Saturday, January 3, 2009

Jay's First Post - "Slumdog Millionaire"

Alright, alright! Since this blog is titled "The Provosts", and I am the "Provost-to-end-all-Provosts" I suppose I should be a part of it. Sarah has done a such a great job writing in this blog that I've been inspired to FINALLY jump on the bandwagon.

Just a forewarning, my writing style will be a little different from Sarah's. My posts may feature a little more "ranting and raving" than my better half. Oh, and as you will soon find out, she is a much better writer. My parents are always telling me how great "The Provosts" is and how much they love reading her entries.

Time for me to ruin it. Sorry honey.

On to my first posting.




Last night we went and saw the movie "Slumdog Millionaire" in Framingham. The theater was PACKED. Upon arrival to the lot we noticed there weren't any parking spots (which as you know is never a good sign.) We made the decision to drop Sarah off so she could get in line while I began my quest to get a spot. After about 1 minute of searching in the main lot I gave up and parked in the overflow lot across the street, which if you've never parked out there is quite a hike. I made my way towards the theater and was very surprised to see the crowds. It was so busy! I immediately glanced up to the marquis to see the other movies showing. I was confused. Other than the indie flick we were about to see, the theater was showing a lot of forgettable flicks. What was so exciting about this Friday night that so many people had to come out? It was so busy that there was a line to get into the door. I immediately became claustrophobic upon entering and quickly found Sarah who was almost at the front of the line thank god. Okay okay, onto the movie.

Did I mention it cost $4.25 for a medium soda?
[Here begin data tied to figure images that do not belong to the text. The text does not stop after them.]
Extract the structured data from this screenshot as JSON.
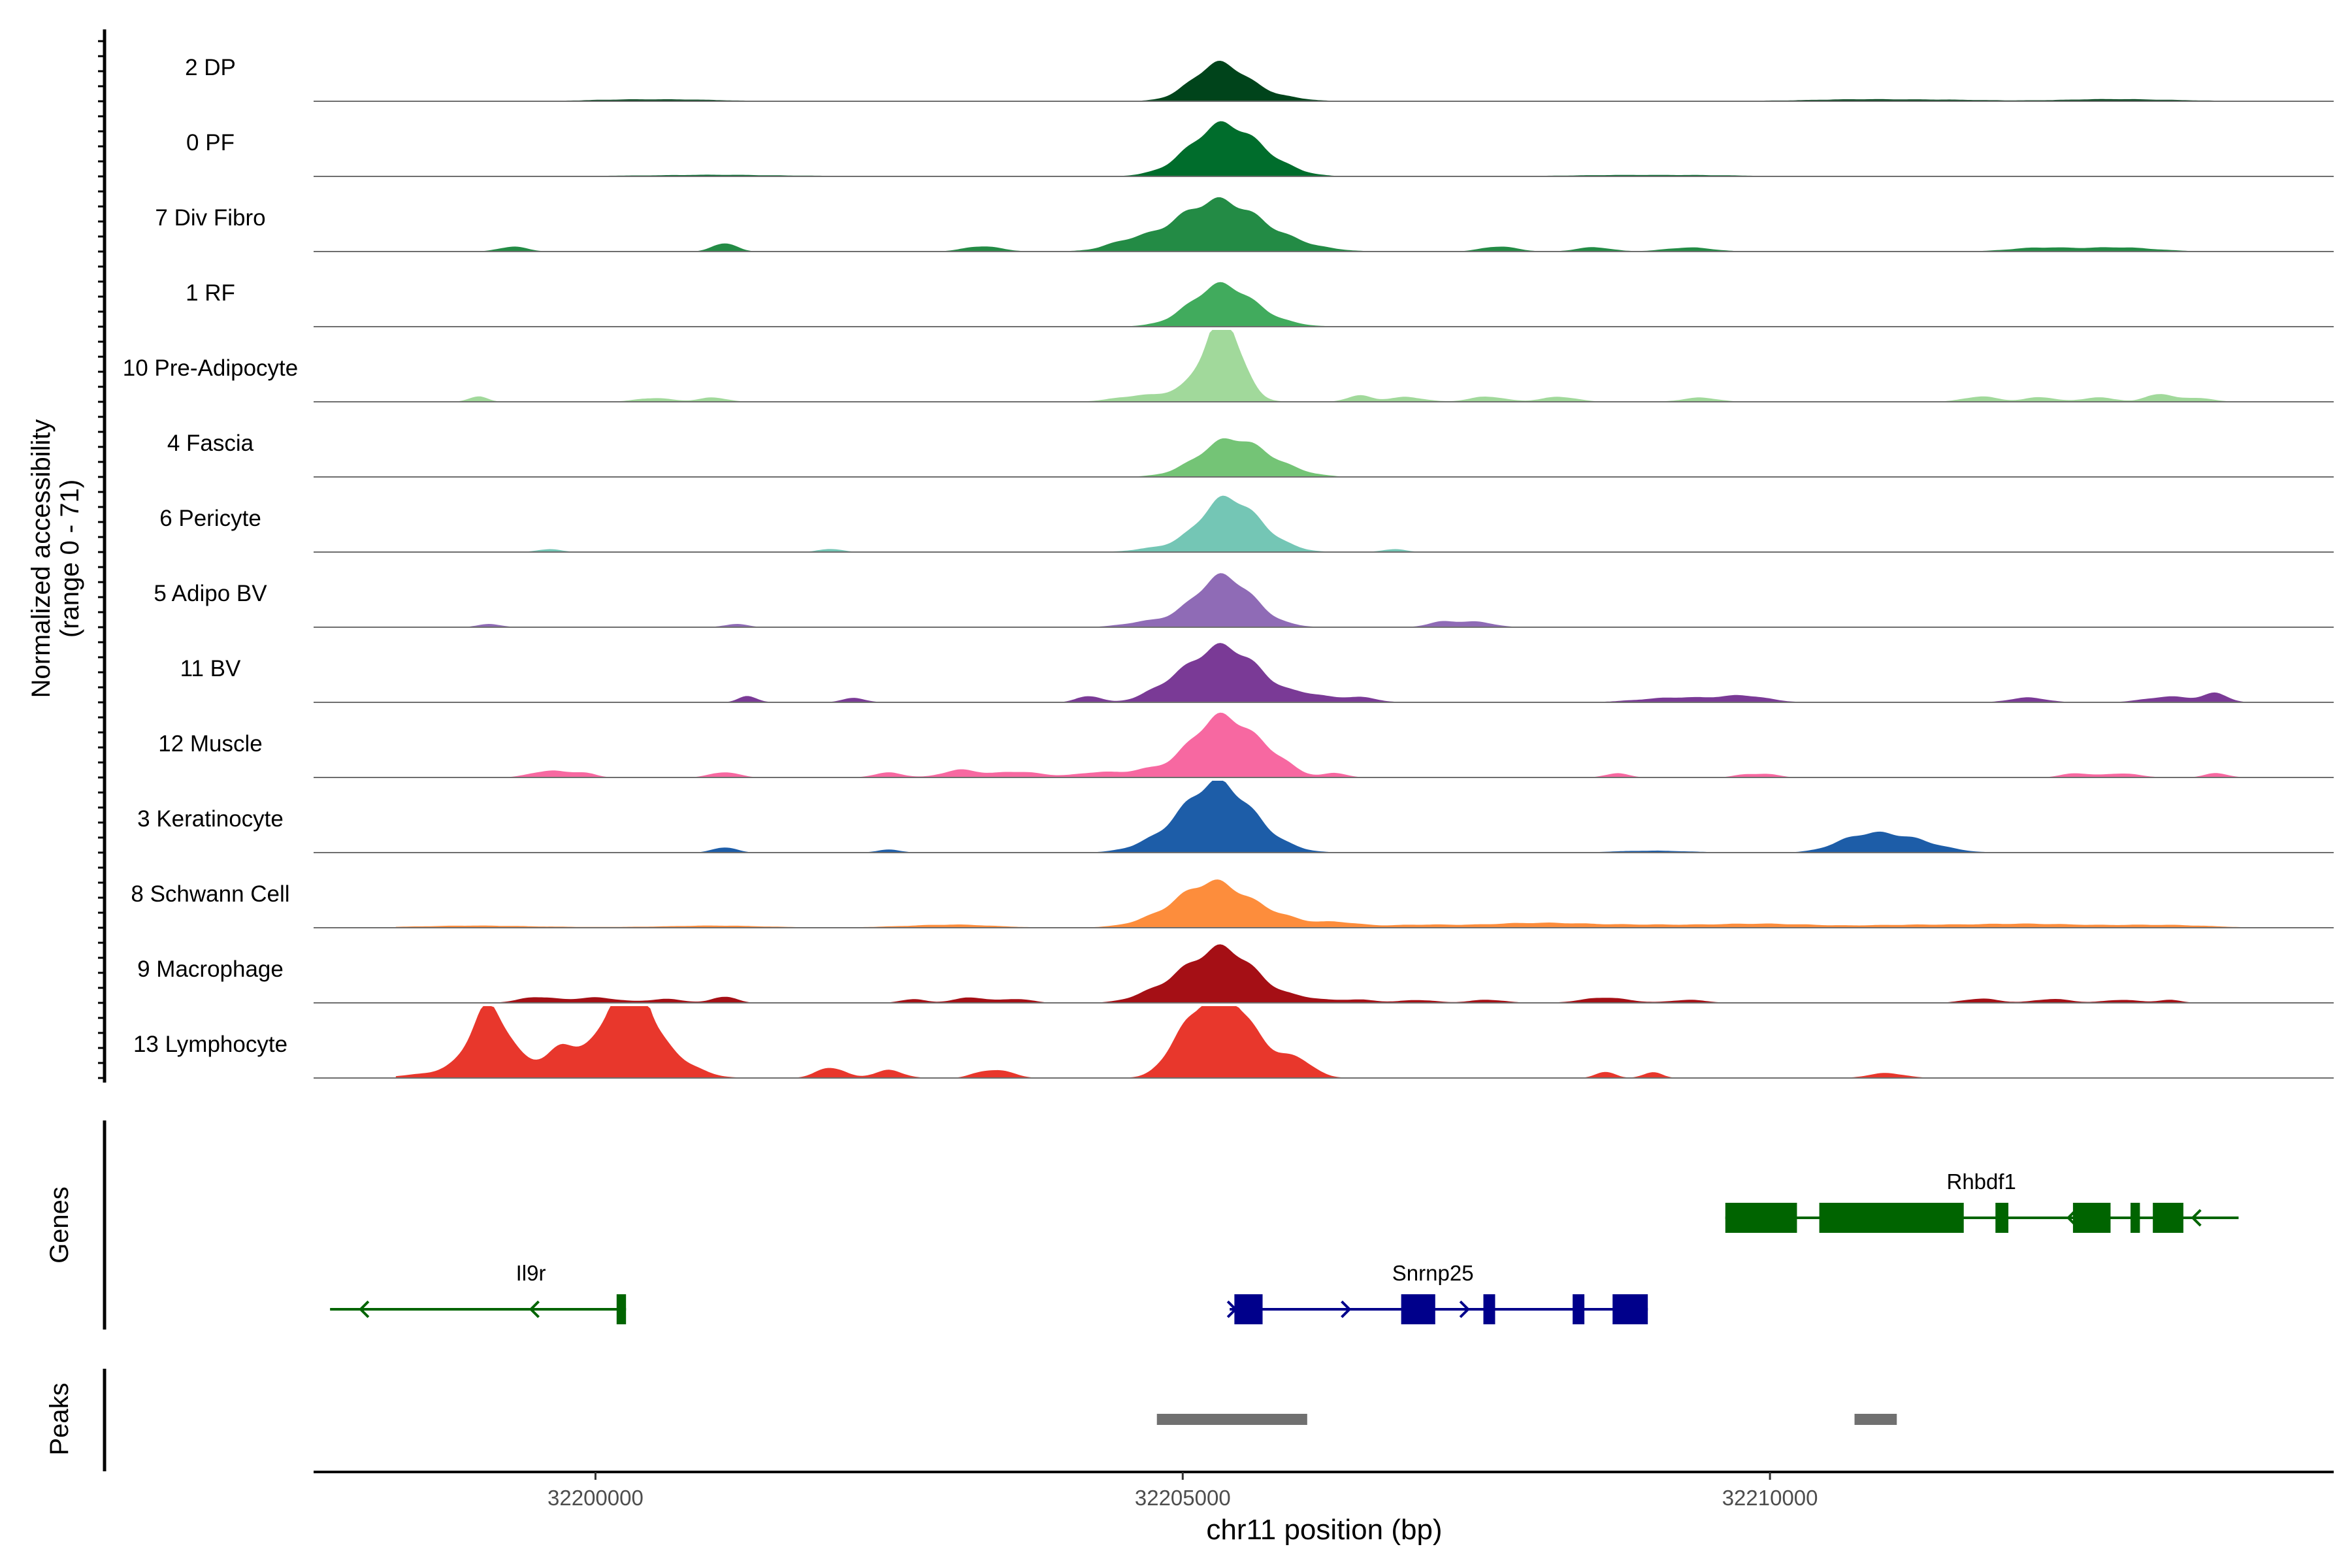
{
  "chart_data": {
    "type": "area",
    "y_axis_label_line1": "Normalized accessibility",
    "y_axis_label_line2": "(range 0 - 71)",
    "y_range": [
      0,
      71
    ],
    "x_axis_label": "chr11 position (bp)",
    "x_range": [
      32197600,
      32214800
    ],
    "x_ticks": [
      {
        "value": 32200000,
        "label": "32200000"
      },
      {
        "value": 32205000,
        "label": "32205000"
      },
      {
        "value": 32210000,
        "label": "32210000"
      }
    ],
    "tracks": [
      {
        "name": "2 DP",
        "color": "#00441B",
        "peaks": [
          [
            32205300,
            34,
            230
          ],
          [
            32205700,
            6,
            250
          ],
          [
            32200500,
            2,
            500
          ],
          [
            32211000,
            2,
            700
          ],
          [
            32213000,
            2,
            500
          ]
        ]
      },
      {
        "name": "0 PF",
        "color": "#006D2C",
        "peaks": [
          [
            32205300,
            43,
            280
          ],
          [
            32205650,
            14,
            250
          ],
          [
            32201000,
            1.5,
            700
          ],
          [
            32209000,
            1.5,
            700
          ]
        ]
      },
      {
        "name": "7 Div Fibro",
        "color": "#238B45",
        "peaks": [
          [
            32205300,
            48,
            420
          ],
          [
            32201100,
            8,
            100
          ],
          [
            32199300,
            5,
            120
          ],
          [
            32203300,
            5,
            160
          ],
          [
            32204500,
            4,
            150
          ],
          [
            32207700,
            5,
            150
          ],
          [
            32208500,
            4,
            150
          ],
          [
            32209300,
            4,
            200
          ],
          [
            32212300,
            4,
            250
          ],
          [
            32213000,
            4,
            300
          ]
        ]
      },
      {
        "name": "1 RF",
        "color": "#41AB5D",
        "peaks": [
          [
            32205300,
            35,
            260
          ],
          [
            32205600,
            8,
            260
          ]
        ]
      },
      {
        "name": "10 Pre-Adipocyte",
        "color": "#A1D99B",
        "peaks": [
          [
            32205350,
            70,
            150
          ],
          [
            32205150,
            15,
            250
          ],
          [
            32204600,
            5,
            200
          ],
          [
            32199000,
            5,
            80
          ],
          [
            32200500,
            4,
            150
          ],
          [
            32201000,
            4,
            120
          ],
          [
            32206500,
            6,
            100
          ],
          [
            32206900,
            5,
            150
          ],
          [
            32207600,
            5,
            150
          ],
          [
            32208200,
            5,
            150
          ],
          [
            32209400,
            4,
            150
          ],
          [
            32211800,
            5,
            150
          ],
          [
            32212300,
            5,
            120
          ],
          [
            32212800,
            4,
            150
          ],
          [
            32213300,
            8,
            100
          ],
          [
            32213600,
            4,
            150
          ]
        ]
      },
      {
        "name": "4 Fascia",
        "color": "#74C476",
        "peaks": [
          [
            32205400,
            33,
            280
          ],
          [
            32205750,
            8,
            250
          ]
        ]
      },
      {
        "name": "6 Pericyte",
        "color": "#74C6B5",
        "peaks": [
          [
            32205350,
            45,
            230
          ],
          [
            32205650,
            14,
            220
          ],
          [
            32204800,
            4,
            200
          ],
          [
            32199600,
            3,
            100
          ],
          [
            32202000,
            3,
            100
          ],
          [
            32206800,
            3,
            100
          ]
        ]
      },
      {
        "name": "5 Adipo BV",
        "color": "#8F6BB6",
        "peaks": [
          [
            32205350,
            48,
            260
          ],
          [
            32204700,
            5,
            200
          ],
          [
            32207200,
            5,
            120
          ],
          [
            32207500,
            5,
            150
          ],
          [
            32201200,
            3,
            100
          ],
          [
            32199100,
            3,
            100
          ]
        ]
      },
      {
        "name": "11 BV",
        "color": "#7A3A96",
        "peaks": [
          [
            32205300,
            45,
            300
          ],
          [
            32205600,
            12,
            250
          ],
          [
            32204200,
            6,
            100
          ],
          [
            32204800,
            5,
            150
          ],
          [
            32206100,
            6,
            150
          ],
          [
            32206500,
            5,
            150
          ],
          [
            32201300,
            6,
            80
          ],
          [
            32202200,
            4,
            100
          ],
          [
            32209200,
            5,
            300
          ],
          [
            32209800,
            6,
            200
          ],
          [
            32212200,
            5,
            150
          ],
          [
            32213400,
            6,
            200
          ],
          [
            32213800,
            8,
            100
          ],
          [
            32205000,
            4,
            200
          ]
        ]
      },
      {
        "name": "12 Muscle",
        "color": "#F768A1",
        "peaks": [
          [
            32205400,
            52,
            260
          ],
          [
            32205100,
            14,
            200
          ],
          [
            32205800,
            10,
            150
          ],
          [
            32199600,
            7,
            150
          ],
          [
            32199900,
            4,
            100
          ],
          [
            32201100,
            5,
            120
          ],
          [
            32202500,
            5,
            120
          ],
          [
            32203100,
            7,
            150
          ],
          [
            32203600,
            6,
            200
          ],
          [
            32204300,
            5,
            200
          ],
          [
            32204700,
            6,
            150
          ],
          [
            32206300,
            4,
            100
          ],
          [
            32208700,
            4,
            100
          ],
          [
            32209800,
            3,
            100
          ],
          [
            32210000,
            3,
            100
          ],
          [
            32212600,
            4,
            120
          ],
          [
            32213000,
            4,
            150
          ],
          [
            32213800,
            4,
            100
          ]
        ]
      },
      {
        "name": "3 Keratinocyte",
        "color": "#1D5DA8",
        "peaks": [
          [
            32205250,
            62,
            300
          ],
          [
            32205600,
            10,
            250
          ],
          [
            32211050,
            18,
            300
          ],
          [
            32210700,
            6,
            200
          ],
          [
            32201100,
            5,
            100
          ],
          [
            32202500,
            3,
            100
          ],
          [
            32204700,
            3,
            200
          ],
          [
            32209000,
            2,
            300
          ]
        ]
      },
      {
        "name": "8 Schwann Cell",
        "color": "#FD8D3C",
        "peaks": [
          [
            32205300,
            35,
            300
          ],
          [
            32205000,
            12,
            300
          ],
          [
            32205800,
            8,
            200
          ],
          [
            32206300,
            5,
            200
          ],
          [
            32207000,
            3,
            300
          ],
          [
            32208000,
            5,
            400
          ],
          [
            32209000,
            3,
            400
          ],
          [
            32210000,
            4,
            400
          ],
          [
            32211200,
            3,
            400
          ],
          [
            32212200,
            4,
            400
          ],
          [
            32213300,
            3,
            400
          ],
          [
            32201000,
            2,
            500
          ],
          [
            32199000,
            2,
            600
          ],
          [
            32203000,
            3,
            400
          ]
        ]
      },
      {
        "name": "9 Macrophage",
        "color": "#A50F15",
        "peaks": [
          [
            32205300,
            45,
            230
          ],
          [
            32205600,
            15,
            200
          ],
          [
            32204800,
            12,
            200
          ],
          [
            32205000,
            8,
            150
          ],
          [
            32206000,
            5,
            200
          ],
          [
            32199500,
            6,
            150
          ],
          [
            32200000,
            5,
            200
          ],
          [
            32200600,
            4,
            150
          ],
          [
            32201100,
            6,
            100
          ],
          [
            32202700,
            4,
            100
          ],
          [
            32203200,
            5,
            150
          ],
          [
            32203600,
            4,
            120
          ],
          [
            32207000,
            3,
            150
          ],
          [
            32207600,
            3,
            150
          ],
          [
            32208600,
            5,
            200
          ],
          [
            32209300,
            3,
            150
          ],
          [
            32211800,
            4,
            150
          ],
          [
            32212400,
            4,
            150
          ],
          [
            32213000,
            3,
            150
          ],
          [
            32213400,
            3,
            100
          ],
          [
            32206500,
            3,
            150
          ]
        ]
      },
      {
        "name": "13 Lymphocyte",
        "color": "#E8372C",
        "peaks": [
          [
            32199100,
            55,
            150
          ],
          [
            32199200,
            15,
            450
          ],
          [
            32200300,
            83,
            130
          ],
          [
            32200100,
            28,
            300
          ],
          [
            32200500,
            28,
            250
          ],
          [
            32199700,
            12,
            120
          ],
          [
            32202000,
            10,
            120
          ],
          [
            32202500,
            8,
            120
          ],
          [
            32205300,
            62,
            230
          ],
          [
            32205500,
            25,
            300
          ],
          [
            32205000,
            15,
            150
          ],
          [
            32205900,
            10,
            150
          ],
          [
            32204900,
            6,
            100
          ],
          [
            32206050,
            6,
            100
          ],
          [
            32203300,
            6,
            100
          ],
          [
            32203500,
            6,
            100
          ],
          [
            32208600,
            6,
            80
          ],
          [
            32209000,
            6,
            80
          ],
          [
            32211000,
            5,
            150
          ]
        ]
      }
    ],
    "genes": [
      {
        "name": "Il9r",
        "strand": "-",
        "color": "#006400",
        "row": 2,
        "start": 32197740,
        "end": 32200260,
        "exons": [
          [
            32200180,
            32200260
          ]
        ],
        "arrows": [
          32198000,
          32199450
        ]
      },
      {
        "name": "Snrnp25",
        "strand": "+",
        "color": "#00008B",
        "row": 2,
        "start": 32205400,
        "end": 32208960,
        "exons": [
          [
            32205440,
            32205680
          ],
          [
            32206860,
            32207150
          ],
          [
            32207560,
            32207660
          ],
          [
            32208320,
            32208420
          ],
          [
            32208660,
            32208960
          ]
        ],
        "arrows": [
          32205450,
          32206420,
          32207430
        ]
      },
      {
        "name": "Rhbdf1",
        "strand": "-",
        "color": "#006400",
        "row": 1,
        "start": 32209620,
        "end": 32213990,
        "exons": [
          [
            32209620,
            32210230
          ],
          [
            32210420,
            32211650
          ],
          [
            32211920,
            32212030
          ],
          [
            32212580,
            32212900
          ],
          [
            32213070,
            32213150
          ],
          [
            32213260,
            32213520
          ]
        ],
        "arrows": [
          32212540,
          32213600
        ]
      }
    ],
    "peak_regions": [
      [
        32204780,
        32206060
      ],
      [
        32210720,
        32211080
      ]
    ],
    "panel_labels": {
      "genes": "Genes",
      "peaks": "Peaks"
    }
  }
}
Alright, the theater was packed! No buffer seats. A couple our age sat next to me, with the bearded husband to my right. They seemed normal. I remember his mom called him and i thought it peculiar to hear him say "Yeah Mom, we got in!"

Here is Yahoo's synopsis of the movie so I don't have to type it out.
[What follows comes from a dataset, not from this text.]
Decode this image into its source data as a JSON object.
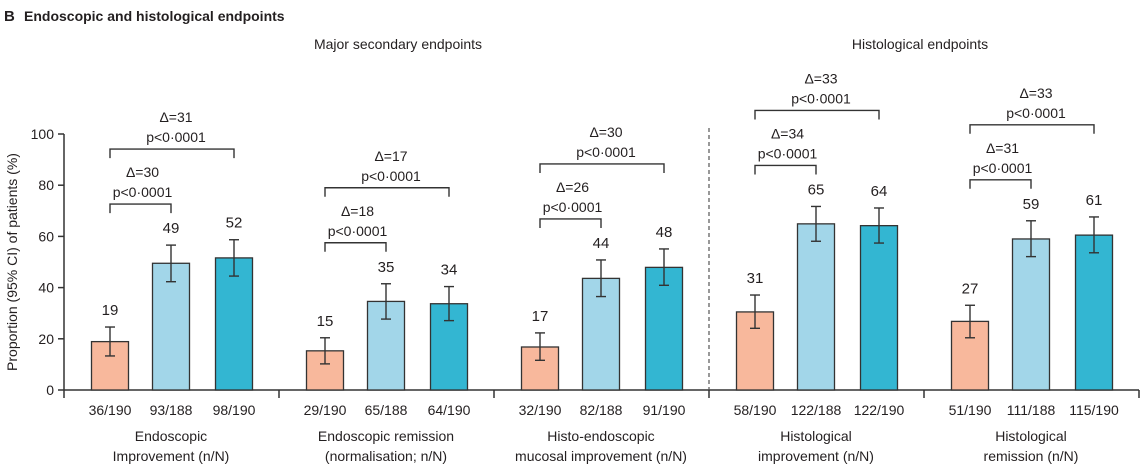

"The story of Jamal Malik, an 18 year-old orphan from the slums of Mumbai, who is about to experience the biggest day of his life. With the whole nation watching, he is just one question away from winning a staggering 20 million rupees on India's "Who Wants To Be A Millionaire?" But when the show breaks for the night, police arrest him on suspicion of cheating; how could a street kid know so much? Desperate to prove his innocence, Jamal tells the story of his life in the slum where he and his brother grew up, of their adventures together on the road, of vicious encounters with local gangs, and of Latika, the girl he loved and lost. Each chapter of his story reveals the key to the answer to one of the game show's questions. Intrigued by Jamal's story, the jaded Police Inspector begins to wonder what a young man with no apparent desire for riches is really doing on this game show? When the new day dawns and Jamal returns to answer the final question, the Inspector and sixty million viewers are about to find out..."

Okay, back to me. The movie was great. It is drama in its best form. I'm not going to attempt to write my critique; so I won't tell you anything other than it provides you the full spectrum of emotions.


Here's what messed with my experience of the movie. THE GUY NEXT TO ME!


This guy was all over the place. He gasped "oh no!" loudly in every suspenseful scene, rocked back in forth in his seat during the tense moments, made the "awwww" sound in the film's tender scenes. He couldn't sit still. He kept bumping my leg with his. I even heard him crying.

Yeah...a grown man...with a beard....crying.....in public. He was acting ridiculous. I actually contemplated leaning over and saying something like, "Seriously dude, it's a movie. You'll be okay."


Don't get me wrong, there were scenes where I was on the edge of my seat and worried for the characters. But was I even close to tears? No way. If you are a man, and are crying so much that I can hear it.....you may need professional help.

So, in closing.....go see Slumdog Millionaire. Just move your seat if a bearded man sits next to you. Even if you need to sit in the front row.

Oh and to my Slumdog Millionaire neighbor,...if you are reading this.......

Shave your beard. You are a disgrace to bearded men everywhere.






Wait, maybe that's why my dad shaved his beard? Maybe it was the movie Braveheart that did it to him!

God no.

1 comment:

Anonymous said...

No!!!!!!!! That's not why I shaved my beard off jay. I just got tired of it. As far as a grown man crying at a movie a lot of men cry so don't put us down. I've shed a tear or two.